- Sunday: 10:00 Worship (Colossians 2:6-15; Luke 11:1-13; Sermon: “Ask”; Semi-Annual Meeting, Motion: to elect Rev. Phillip A. Ross as pastor, with potluck following.
- Tuesday: Bible Study @ Jeremiah’s, 2 p.m.; Elders, 3 p.m.
- Wednesday: Outreach, 1 p.m.
- Saturday: Emmaus Reunion Group, 8 a.m.
- AA Meetings: in the Parish Hall:
- Tuesdays, 6:30 – 7:30 p.m. – Discussion
- Wednesdays, 7:00 – 8:00 p.m. – Big Book
- Fridays 7:00 – 8:00 p.m. – Discussion
The Virtue of Protestant Catholicism
Samuel G. Parkison
“I do not mean the Church as we see her spread out through all time and space and rooted in eternity, terrible as an army with banners.”

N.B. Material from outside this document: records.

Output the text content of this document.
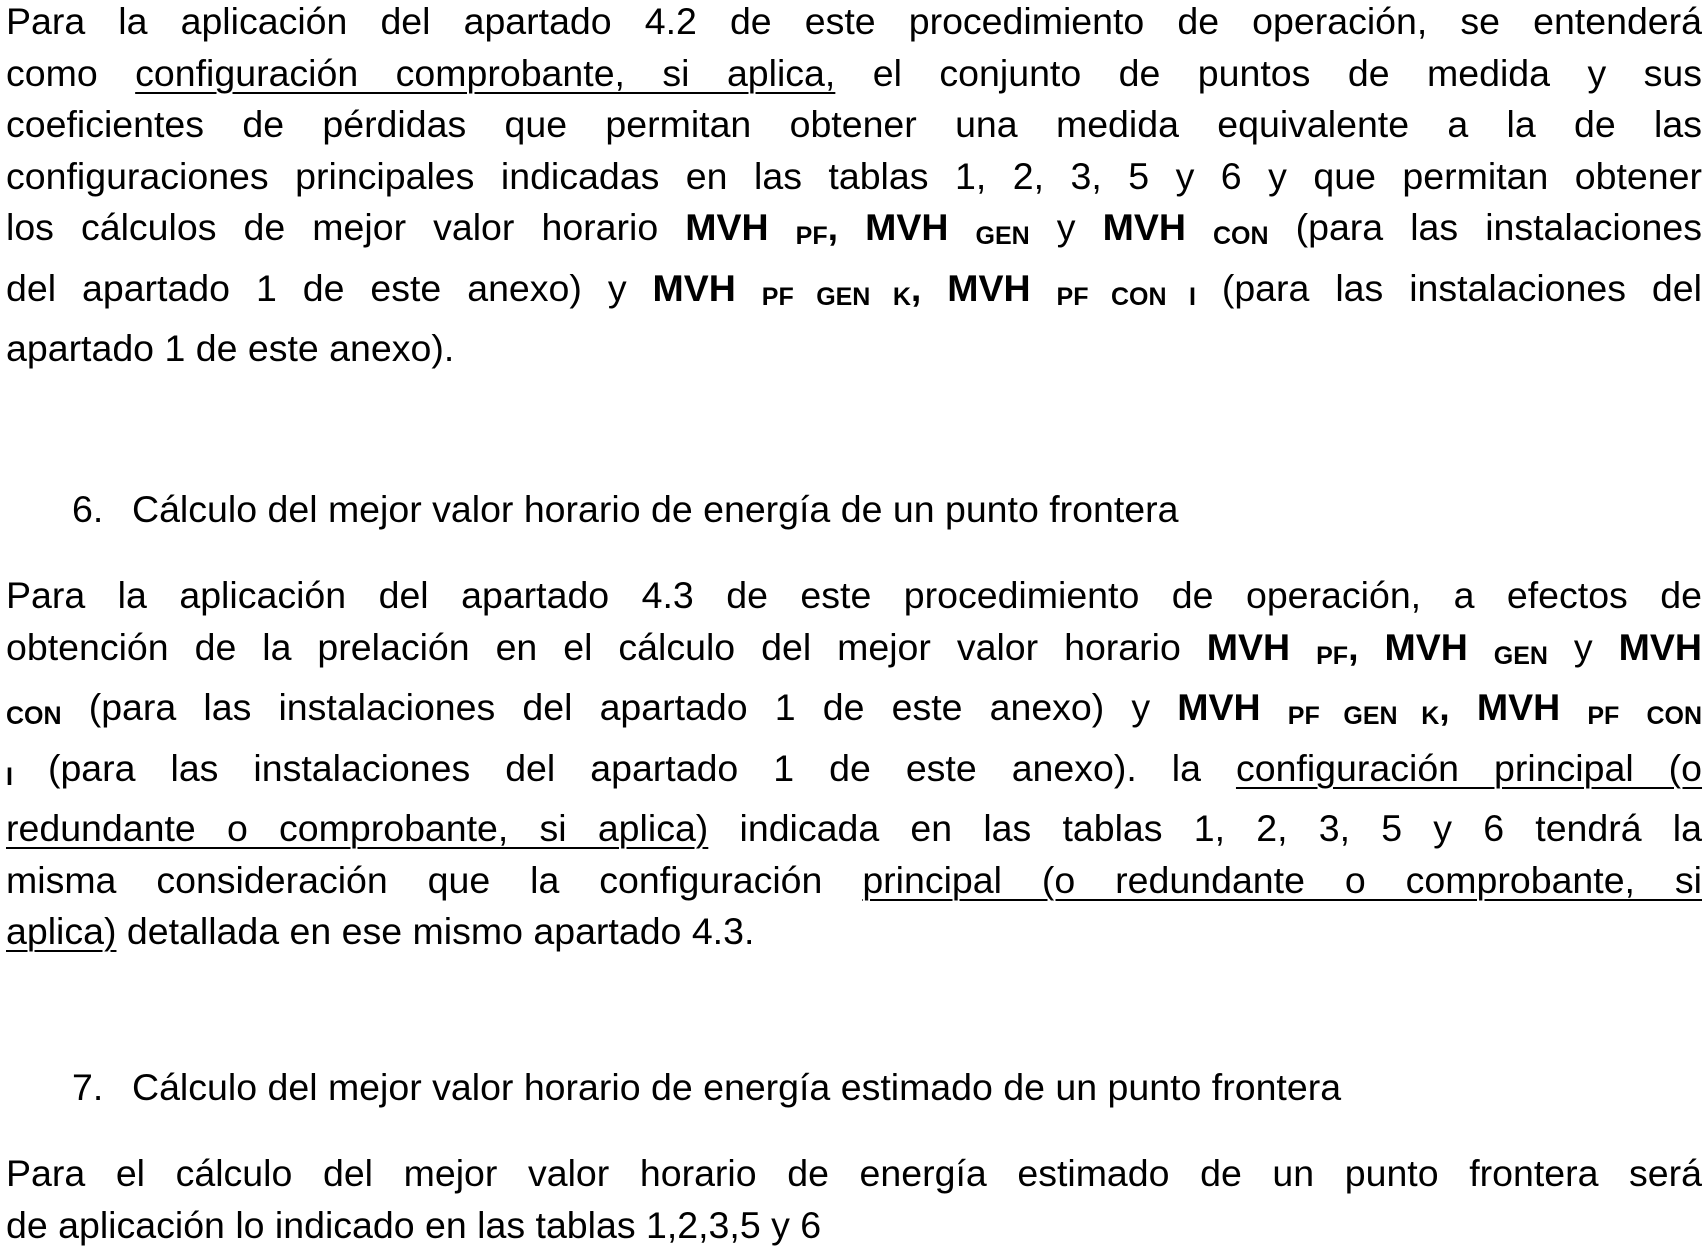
Para la aplicación del apartado 4.2 de este procedimiento de operación, se entenderá
como configuración comprobante, si aplica, el conjunto de puntos de medida y sus
coeficientes de pérdidas que permitan obtener una medida equivalente a la de las
configuraciones principales indicadas en las tablas 1, 2, 3, 5 y 6 y que permitan obtener
los cálculos de mejor valor horario MVH PF, MVH GEN y MVH CON (para las instalaciones
del apartado 1 de este anexo) y MVH PF GEN K, MVH PF CON I (para las instalaciones del
apartado 1 de este anexo).
6. Cálculo del mejor valor horario de energía de un punto frontera
Para la aplicación del apartado 4.3 de este procedimiento de operación, a efectos de
obtención de la prelación en el cálculo del mejor valor horario MVH PF, MVH GEN y MVH
CON (para las instalaciones del apartado 1 de este anexo) y MVH PF GEN K, MVH PF CON
I (para las instalaciones del apartado 1 de este anexo). la configuración principal (o
redundante o comprobante, si aplica) indicada en las tablas 1, 2, 3, 5 y 6 tendrá la
misma consideración que la configuración principal (o redundante o comprobante, si
aplica) detallada en ese mismo apartado 4.3.
7. Cálculo del mejor valor horario de energía estimado de un punto frontera
Para el cálculo del mejor valor horario de energía estimado de un punto frontera será
de aplicación lo indicado en las tablas 1,2,3,5 y 6
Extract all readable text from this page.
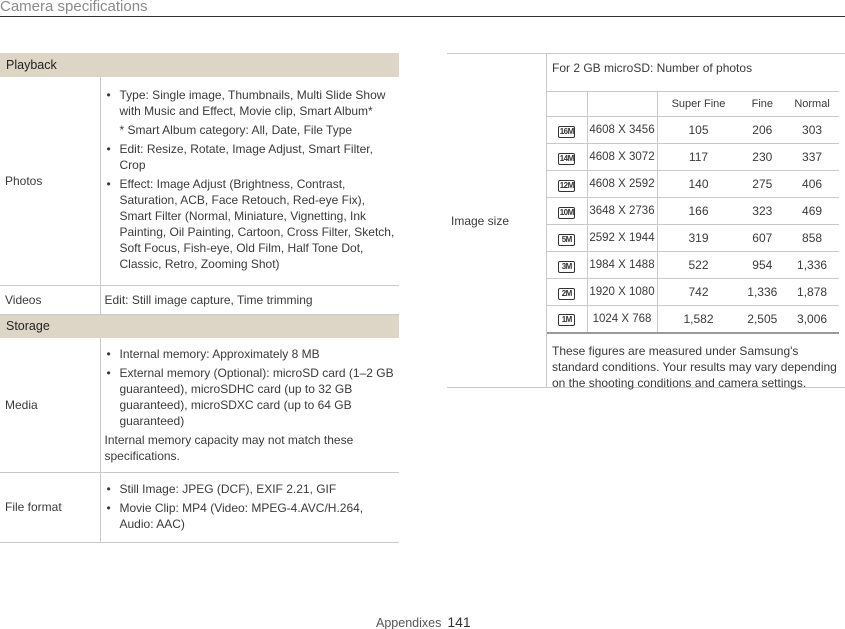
Camera specifications
Playback	
Photos	• Type: Single image, Thumbnails, Multi Slide Show with Music and Effect, Movie clip, Smart Album*
* Smart Album category: All, Date, File Type
• Edit: Resize, Rotate, Image Adjust, Smart Filter, Crop
• Effect: Image Adjust (Brightness, Contrast, Saturation, ACB, Face Retouch, Red-eye Fix), Smart Filter (Normal, Miniature, Vignetting, Ink Painting, Oil Painting, Cartoon, Cross Filter, Sketch, Soft Focus, Fish-eye, Old Film, Half Tone Dot, Classic, Retro, Zooming Shot)

Videos	Edit: Still image capture, Time trimming
Storage	
Media	• Internal memory: Approximately 8 MB
• External memory (Optional): microSD card (1–2 GB guaranteed), microSDHC card (up to 32 GB guaranteed), microSDXC card (up to 64 GB guaranteed)
Internal memory capacity may not match these specifications.

File format	• Still Image: JPEG (DCF), EXIF 2.21, GIF
• Movie Clip: MP4 (Video: MPEG-4.AVC/H.264, Audio: AAC)
Image size
For 2 GB microSD: Number of photos
		Super Fine	Fine	Normal
16M	4608 X 3456	105	206	303
14M	4608 X 3072	117	230	337
12M	4608 X 2592	140	275	406
10M	3648 X 2736	166	323	469
5M	2592 X 1944	319	607	858
3M	1984 X 1488	522	954	1,336
2M	1920 X 1080	742	1,336	1,878
1M	1024 X 768	1,582	2,505	3,006
These figures are measured under Samsung's standard conditions. Your results may vary depending on the shooting conditions and camera settings.
Appendixes 141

These are the words C.S. Lewis gave to his character, Screwtape, imagining what a senior demon might think about Christ’s one, holy, catholic, apostolic Church. “That,” adds Screwtape with a disdainful shudder, “I confess, is a spectacle which makes our boldest tempters uneasy.”
This Church – the one spread out through all time and space and rooted in eternity, terrible as an army with banners – is what we confess to believe in when we affirm the Nicene Creed. Not only do we confess to believe in it, we confess also to be a part of it. To be a Christian is necessarily to be a footman in this army; to march behind a sea of faithful warrior-saints who have gone before us, and in front of many who will follow – all on our way to storm the wobbling gates of hell (Matt. 16:18).
Of course, this description of the Universal Church, romantic though it sounds, is hard to square with the week by week experience of most local churches. What hath Nicaea to do with the struggling First Baptist Church of Middle-of-Nowhere? And more broadly, what does catholicity even mean for Nicene-affirming Protestants? So long as a conflation between “spiritual unity” and “structural unity” remains, a Protestant-Catholic is nothing short of an oxymoron.
It is very tempting to pine after an era of the Early Church marked by ultra-unified structure; the golden days when polity was completely and totally uniform. But, alas, such a picture is likely a historical fiction. It took a while before Rome consolidated formal authority, and until that point, Nicaea functioned as a doctrinal ballast for the Christian Church. It was understood by those who affirmed it as a codification of the “Rule of Faith” – the “faith once for all delivered to the saints” (Jude 3) – which means that the “oneness” and “catholicity” its proponents defended was not the kind of “oneness” and “catholicity” many of our Roman Catholic friends defend today. It was rather a convictional “oneness,” which means it is just as much a part of Protestant (and, dare I say, evangelical) heritage as it is a Roman Catholic or (big “O”) Orthodox heritage. This is why Protestants can confess the “apostolic” line in the creed with no guile. We affirm an “apostolic succession” of a kind, though it may be better to describe it as a “apostolic foundation,” from which we never move beyond (Eph. 2:20-21). “Oneness” in the Nicaean sense, need not imply an absolute structural or relational oneness.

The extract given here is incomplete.